The CSP is cached for all requests with the placeholder text in (so it's
the same for all users / requests).
### Directives
Some directives are deprecated, and others not-yet implemented. The
canonical example is the `style-src-elem` directive (and its `style-`
and `-attr`) siblings which are _not_ supported by Safari. In order to
highlight these the corresponding directive choice labels have been
amended. Treat with caution as setting these attributes may have
unintended consequences.
#### Downgrading directives
In some instances you may want to "downgrade" a directive - for instance
converting all `script-src-elem` directives to `script-src` (for
compatibility reasons). This can be done using the
`CSP_REPORT_DIRECTIVE_DOWNGRADE` setting.
## Settings
### `CSP_ENABLED`
`bool`, default = `False`
Kill switch for the middleware. Defaults to `False` (disabled).
### `CSP_REPORT_DIRECTIVE_DOWNGRADE`
`dict[str, str]`, default =
```python
{
"script-src-elem": "script-src",
"script-src-attr": "script-src",
"style-src-elem": "style-src",
"style-src-attr": "style-src",
}
```
This is used to transparently "downgrade" any directives to a different
directive, and is primarily used for managing compatibility.
### `CSP_REPORT_ONLY`
`bool`, default = `True`
Set to `True` to run in report-only mode. Defaults to `True`.
### `CSP_REPORT_SAMPLING`
`float`, default = `1.0`
Float (0.0-1.0) - used as a percentage of responses on which to include
the `report-uri` directive.
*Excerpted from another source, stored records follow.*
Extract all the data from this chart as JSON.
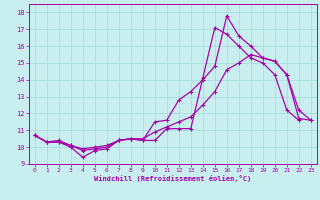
{
  "title": "",
  "xlabel": "Windchill (Refroidissement éolien,°C)",
  "xlim": [
    -0.5,
    23.5
  ],
  "ylim": [
    9,
    18.5
  ],
  "yticks": [
    9,
    10,
    11,
    12,
    13,
    14,
    15,
    16,
    17,
    18
  ],
  "xticks": [
    0,
    1,
    2,
    3,
    4,
    5,
    6,
    7,
    8,
    9,
    10,
    11,
    12,
    13,
    14,
    15,
    16,
    17,
    18,
    19,
    20,
    21,
    22,
    23
  ],
  "bg_color": "#c8eef0",
  "grid_color": "#a8dce0",
  "line_color": "#aa00aa",
  "series1_x": [
    0,
    1,
    2,
    3,
    4,
    5,
    6,
    7,
    8,
    9,
    10,
    11,
    12,
    13,
    14,
    15,
    16,
    17,
    18,
    19,
    20,
    21,
    22
  ],
  "series1_y": [
    10.7,
    10.3,
    10.3,
    10.0,
    9.4,
    9.8,
    9.9,
    10.4,
    10.5,
    10.4,
    10.4,
    11.1,
    11.1,
    11.1,
    14.1,
    17.1,
    16.7,
    16.0,
    15.3,
    15.0,
    14.3,
    12.2,
    11.6
  ],
  "series2_x": [
    0,
    1,
    2,
    3,
    4,
    5,
    6,
    7,
    8,
    9,
    10,
    11,
    12,
    13,
    14,
    15,
    16,
    17,
    18,
    19,
    20,
    21,
    22,
    23
  ],
  "series2_y": [
    10.7,
    10.3,
    10.3,
    10.1,
    9.8,
    9.9,
    10.0,
    10.4,
    10.5,
    10.4,
    11.5,
    11.6,
    12.8,
    13.3,
    14.0,
    14.8,
    17.8,
    16.6,
    16.0,
    15.3,
    15.1,
    14.3,
    12.2,
    11.6
  ],
  "series3_x": [
    0,
    1,
    2,
    3,
    4,
    5,
    6,
    7,
    8,
    9,
    10,
    11,
    12,
    13,
    14,
    15,
    16,
    17,
    18,
    19,
    20,
    21,
    22,
    23
  ],
  "series3_y": [
    10.7,
    10.3,
    10.4,
    10.1,
    9.9,
    10.0,
    10.1,
    10.4,
    10.5,
    10.5,
    10.9,
    11.2,
    11.5,
    11.8,
    12.5,
    13.3,
    14.6,
    15.0,
    15.5,
    15.3,
    15.1,
    14.3,
    11.7,
    11.6
  ]
}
This can be used to turn down the noise -
once you have a stable CSP there is no point having every single request
include the reporting directive - you need a trickle not a flood.
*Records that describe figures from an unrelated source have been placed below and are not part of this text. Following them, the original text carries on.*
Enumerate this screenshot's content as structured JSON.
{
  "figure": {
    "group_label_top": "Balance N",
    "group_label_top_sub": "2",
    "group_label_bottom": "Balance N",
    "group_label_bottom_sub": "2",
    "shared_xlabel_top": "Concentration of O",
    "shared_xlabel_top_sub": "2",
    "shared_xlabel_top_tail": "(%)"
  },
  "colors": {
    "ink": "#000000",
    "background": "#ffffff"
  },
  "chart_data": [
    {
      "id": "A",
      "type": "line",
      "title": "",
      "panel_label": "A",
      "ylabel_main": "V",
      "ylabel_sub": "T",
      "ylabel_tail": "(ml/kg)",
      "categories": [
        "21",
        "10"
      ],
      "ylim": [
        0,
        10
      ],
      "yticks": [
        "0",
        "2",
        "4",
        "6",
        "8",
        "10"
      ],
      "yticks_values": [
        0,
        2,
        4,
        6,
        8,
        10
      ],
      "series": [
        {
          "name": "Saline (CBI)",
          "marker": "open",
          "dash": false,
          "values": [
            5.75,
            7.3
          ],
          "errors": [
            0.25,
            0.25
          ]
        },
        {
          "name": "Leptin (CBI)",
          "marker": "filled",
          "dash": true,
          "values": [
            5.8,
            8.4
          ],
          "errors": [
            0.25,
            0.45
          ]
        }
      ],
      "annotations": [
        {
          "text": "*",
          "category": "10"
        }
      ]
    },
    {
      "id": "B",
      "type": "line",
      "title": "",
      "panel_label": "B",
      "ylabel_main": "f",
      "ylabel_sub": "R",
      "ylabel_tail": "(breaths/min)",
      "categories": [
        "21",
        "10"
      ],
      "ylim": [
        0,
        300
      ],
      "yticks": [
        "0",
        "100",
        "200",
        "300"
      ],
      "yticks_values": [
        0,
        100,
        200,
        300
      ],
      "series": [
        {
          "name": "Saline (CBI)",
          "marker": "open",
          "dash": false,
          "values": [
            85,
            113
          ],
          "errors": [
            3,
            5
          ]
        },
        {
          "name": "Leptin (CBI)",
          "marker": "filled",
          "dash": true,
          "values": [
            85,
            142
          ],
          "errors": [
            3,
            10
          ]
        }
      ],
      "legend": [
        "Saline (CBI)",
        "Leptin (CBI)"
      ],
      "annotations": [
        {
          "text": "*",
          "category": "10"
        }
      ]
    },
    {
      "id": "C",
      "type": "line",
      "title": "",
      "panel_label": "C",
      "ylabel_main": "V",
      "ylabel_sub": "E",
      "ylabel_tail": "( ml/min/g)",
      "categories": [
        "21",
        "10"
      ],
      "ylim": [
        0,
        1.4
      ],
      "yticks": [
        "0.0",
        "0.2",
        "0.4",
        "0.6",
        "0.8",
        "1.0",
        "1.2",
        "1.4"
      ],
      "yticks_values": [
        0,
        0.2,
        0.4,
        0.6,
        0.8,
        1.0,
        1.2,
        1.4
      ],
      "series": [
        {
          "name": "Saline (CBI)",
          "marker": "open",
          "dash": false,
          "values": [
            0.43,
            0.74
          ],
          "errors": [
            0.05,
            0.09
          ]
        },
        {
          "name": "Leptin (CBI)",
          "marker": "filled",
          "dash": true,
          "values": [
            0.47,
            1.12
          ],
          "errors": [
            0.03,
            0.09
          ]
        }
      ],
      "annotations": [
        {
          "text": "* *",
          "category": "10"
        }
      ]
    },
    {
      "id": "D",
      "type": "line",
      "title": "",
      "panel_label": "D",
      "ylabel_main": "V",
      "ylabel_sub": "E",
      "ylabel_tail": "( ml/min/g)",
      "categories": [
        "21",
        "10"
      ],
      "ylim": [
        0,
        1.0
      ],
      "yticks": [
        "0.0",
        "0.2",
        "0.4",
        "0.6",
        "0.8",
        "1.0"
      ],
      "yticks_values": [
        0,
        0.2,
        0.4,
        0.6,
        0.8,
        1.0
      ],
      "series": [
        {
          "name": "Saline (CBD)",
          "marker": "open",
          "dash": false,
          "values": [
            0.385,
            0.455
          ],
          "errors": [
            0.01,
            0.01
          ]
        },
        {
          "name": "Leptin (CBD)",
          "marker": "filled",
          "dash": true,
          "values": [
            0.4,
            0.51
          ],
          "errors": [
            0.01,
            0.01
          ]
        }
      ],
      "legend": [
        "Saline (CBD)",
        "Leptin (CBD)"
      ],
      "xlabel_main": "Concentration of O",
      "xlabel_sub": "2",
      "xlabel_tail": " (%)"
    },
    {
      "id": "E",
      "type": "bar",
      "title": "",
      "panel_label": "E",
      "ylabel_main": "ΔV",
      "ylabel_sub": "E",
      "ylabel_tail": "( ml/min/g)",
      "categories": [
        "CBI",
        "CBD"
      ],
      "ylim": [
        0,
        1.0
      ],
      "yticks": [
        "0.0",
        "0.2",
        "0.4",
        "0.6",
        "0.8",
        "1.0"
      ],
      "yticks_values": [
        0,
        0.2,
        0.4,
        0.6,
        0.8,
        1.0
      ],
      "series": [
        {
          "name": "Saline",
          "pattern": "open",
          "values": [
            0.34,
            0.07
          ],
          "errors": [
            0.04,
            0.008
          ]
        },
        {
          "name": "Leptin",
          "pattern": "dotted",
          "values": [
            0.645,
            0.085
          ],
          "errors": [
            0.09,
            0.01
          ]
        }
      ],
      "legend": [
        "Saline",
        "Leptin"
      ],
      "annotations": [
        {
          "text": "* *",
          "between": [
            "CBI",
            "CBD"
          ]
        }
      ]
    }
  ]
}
### `CSP_REPORT_THROTTLING`
`float`, default = `0.0`
Float (0.0-1.0) - used as a percentage of reporting violation requests
to throttle (throw away). This is used to control potentially malicious
violation reporting. The reporting endpoint is public, and accepts JSON
payloads, so is open to abuse (sending very large, or malformed JSON)
and is a potential DOS vulnerability. If you set this value to 1.0 then
all inbound reporting requests are thrown away without processing. Use
in extremis.
### `CSP_CACHE_TIMEOUT`
`int`, default = `600`
The cache timeout for the templated CSP. Defaults to 5 min (600s).
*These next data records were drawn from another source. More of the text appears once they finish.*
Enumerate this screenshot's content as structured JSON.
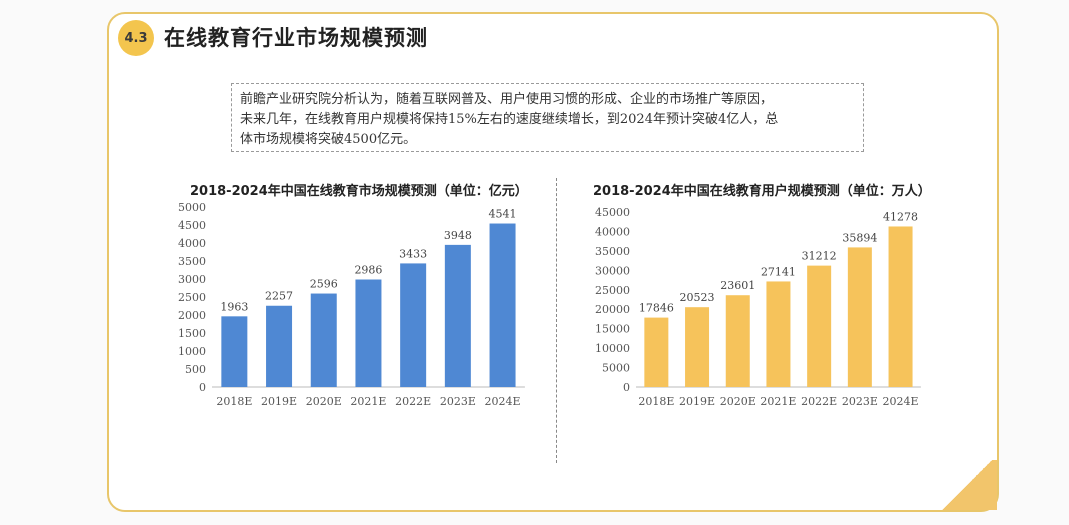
{
  "header": {
    "badge": "4.3",
    "title": "在线教育行业市场规模预测"
  },
  "note": {
    "line1": "前瞻产业研究院分析认为，随着互联网普及、用户使用习惯的形成、企业的市场推广等原因，",
    "line2": "未来几年，在线教育用户规模将保持15%左右的速度继续增长，到2024年预计突破4亿人，总",
    "line3": "体市场规模将突破4500亿元。"
  },
  "colors": {
    "accent": "#f3c54e",
    "frame": "#e8c66a",
    "blue_bar": "#4f88d3",
    "yellow_bar": "#f6c35b"
  },
  "chart_data": [
    {
      "type": "bar",
      "title": "2018-2024年中国在线教育市场规模预测（单位：亿元）",
      "categories": [
        "2018E",
        "2019E",
        "2020E",
        "2021E",
        "2022E",
        "2023E",
        "2024E"
      ],
      "values": [
        1963,
        2257,
        2596,
        2986,
        3433,
        3948,
        4541
      ],
      "data_labels": [
        "1963",
        "2257",
        "2596",
        "2986",
        "3433",
        "3948",
        "4541"
      ],
      "ylim": [
        0,
        5000
      ],
      "yticks": [
        "0",
        "500",
        "1000",
        "1500",
        "2000",
        "2500",
        "3000",
        "3500",
        "4000",
        "4500",
        "5000"
      ],
      "color": "#4f88d3",
      "grid": false
    },
    {
      "type": "bar",
      "title": "2018-2024年中国在线教育用户规模预测（单位：万人）",
      "categories": [
        "2018E",
        "2019E",
        "2020E",
        "2021E",
        "2022E",
        "2023E",
        "2024E"
      ],
      "values": [
        17846,
        20523,
        23601,
        27141,
        31212,
        35894,
        41278
      ],
      "data_labels": [
        "17846",
        "20523",
        "23601",
        "27141",
        "31212",
        "35894",
        "41278"
      ],
      "ylim": [
        0,
        45000
      ],
      "yticks": [
        "0",
        "5000",
        "10000",
        "15000",
        "20000",
        "25000",
        "30000",
        "35000",
        "40000",
        "45000"
      ],
      "color": "#f6c35b",
      "grid": false
    }
  ]
}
### `CSP_FILTER_REQUEST_FUNC`
`Callable[[HttpRequest], bool]` - defaults to returning `True` for all
requests
A callable that takes `HttpRequest` and returns a bool - if False, the
middleware will not add the response header. Defaults to return `True`
for all requests.
### `CSP_FILTER_RESPONSE_FUNC`
`Callable[[HttpResponse], bool]` - defaults to `True` for all
`text/html` responses.
Callable that takes `HttpResponse` and returns a bool - if `False` the
middleware will not add the response header. Defaults to a function that
filters only responses with `Content-Type: text/html` - which results in
static content / JSON responses _not_ getting the CSP header.
### `CSP_DEFAULTS`
`dict[str, list[str]]`
The default (baseline) CSP as a dict of `{directive: values}`. This is
extended by the runtime rules (i.e. not overwritten). Defaults to:
```python
{
"default-src": ["'none'"],
"base-uri": ["'self'"],
"connect-src": ["'self'"],
"form-action": ["'self'"],
"font-src": ["'self'"],
"img-src": ["'self'"],
"script-src": ["'self'"],
"style-src": ["'self'"],
"report-uri": ["{report_uri}"],
}
```
Note the `{report-uri}` value in the default - this is cached as-is,
with the local report URL injected into it at runtime.